Se l’indagata è trans, la sua identità di genere finisce nei titoli tra misgendering e deadnaming

Se Patricia è colpevole lo stabilirà la giustizia. Indagata per l’omicidio di un calciatore 22enne a Perugia, la donna trans ha raccontato che si erano incontrati per un rapporto sessuale a pagamento, che è degenerato quando il ragazzo l’avrebbe aggredita, dando vita a una colluttazione finita in tragedia. Lei ha quattro costole rotte e segni sul viso, lui invece è stato ritrovato morto.

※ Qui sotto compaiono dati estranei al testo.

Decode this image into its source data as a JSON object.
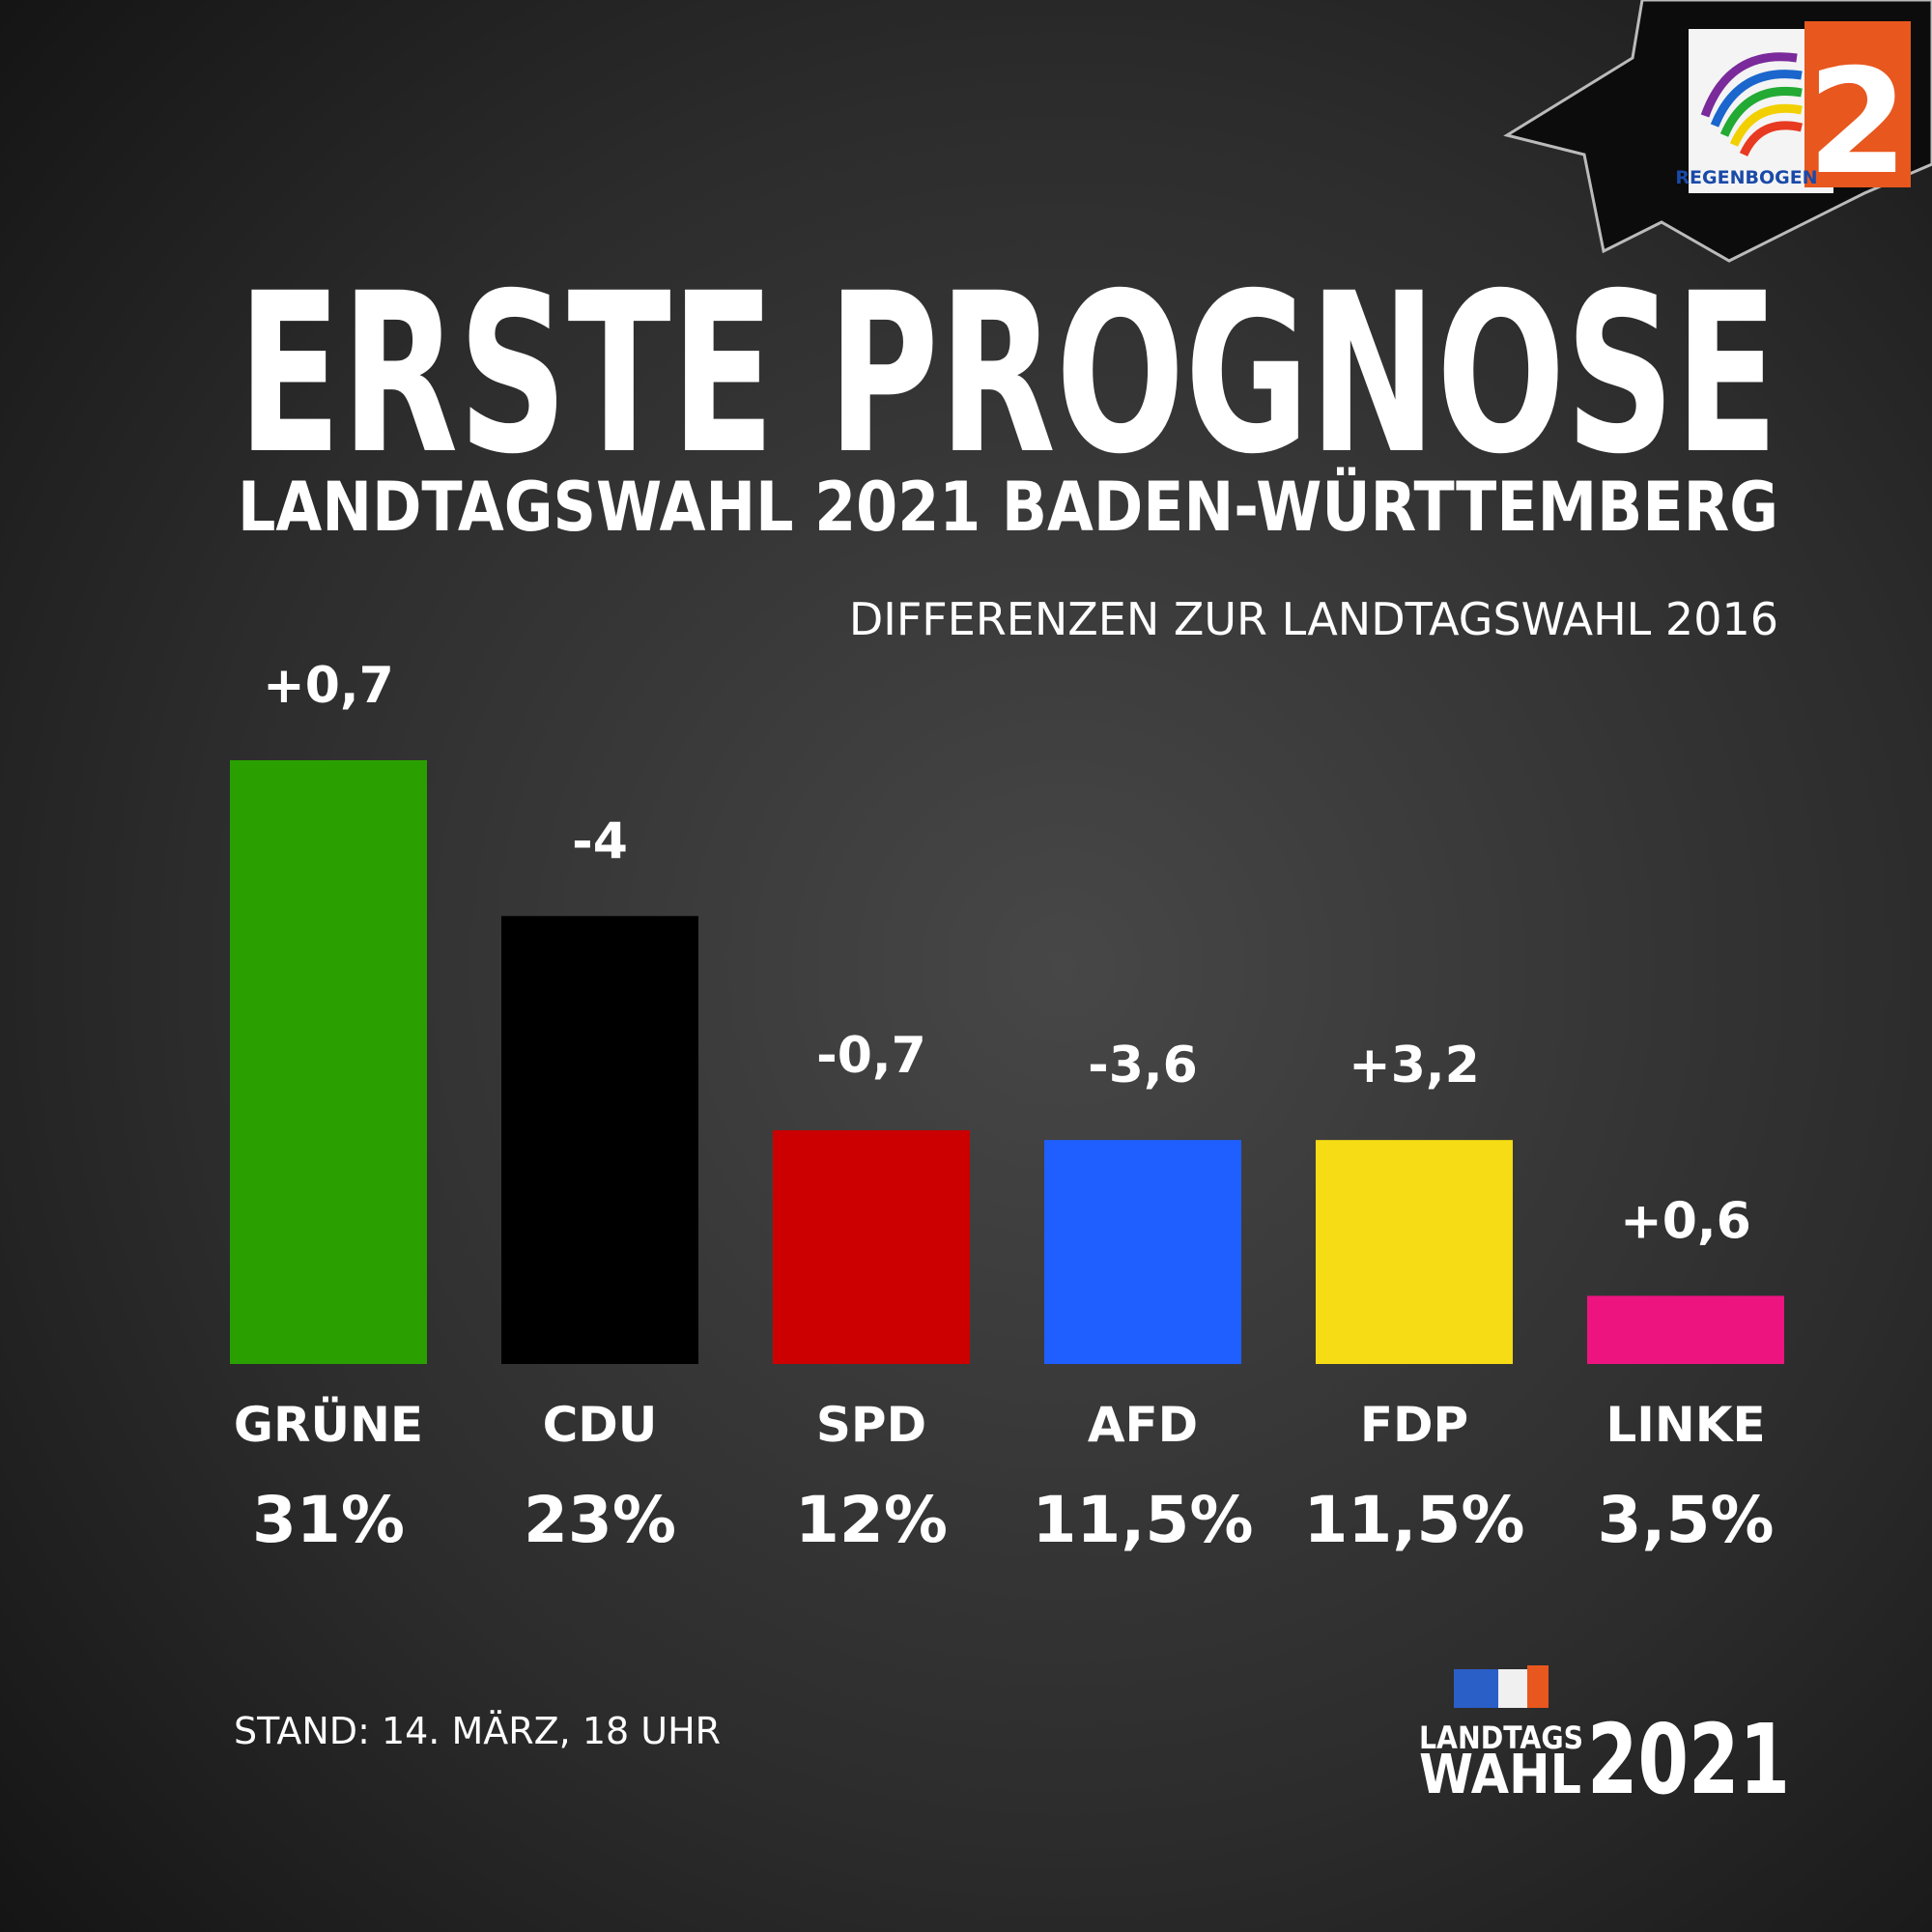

Nel frattempo, il compito dei media sarebbe quello di fare un’informazione corretta ed etica. La maggior parte dei quotidiani indica l’identità di genere dell’indagata già nel titolo, usando la parola “trans” come sostantivo. Praticamente è come scrivere “il gay”, “la lesbica”, “il nero” per indicare il/la protagonista della vicenda in un titolo. Per fortuna accade ormai di rado, lo continuano a fare alcuni giornali di destra per indicare la nazionalità dei migranti, ma per quanto riguarda le persone trans siamo ancora all’età della pietra.

Quante volte avete letto “Cisgender rapina un supermercato” o “Cis indagata”? Mai. E non si capisce perché si dovrebbe specificare l’identità di genere visto che non ha nessun nesso con la vicenda. Semmai può averlo il fatto che Patricia fosse una sex worker. Ma, di nuovo, trans non è sinonimo di sex worker, sebbene la stampa continua a dire “trans” al posto di “prostituta”, quendo questa non è cisgender.

Completano il quadro il misgendering e il deadnaming, con Il Giornale che riesce persino a usare due generi diversi nella stessa frase e quotidiani locali che riportano il nome anagrafico, precisando però che è “detto” Patricia. Anche chi intervista la donna, usando i pronomi corretti, arriva a fare domande come il suo reddito mensile. Che siano vittime o carnefici, la rappresentazione delle persone trans nei media è spesso distorta, umiliante o strumentalizzata per stuzzicare pruriginose curiosità.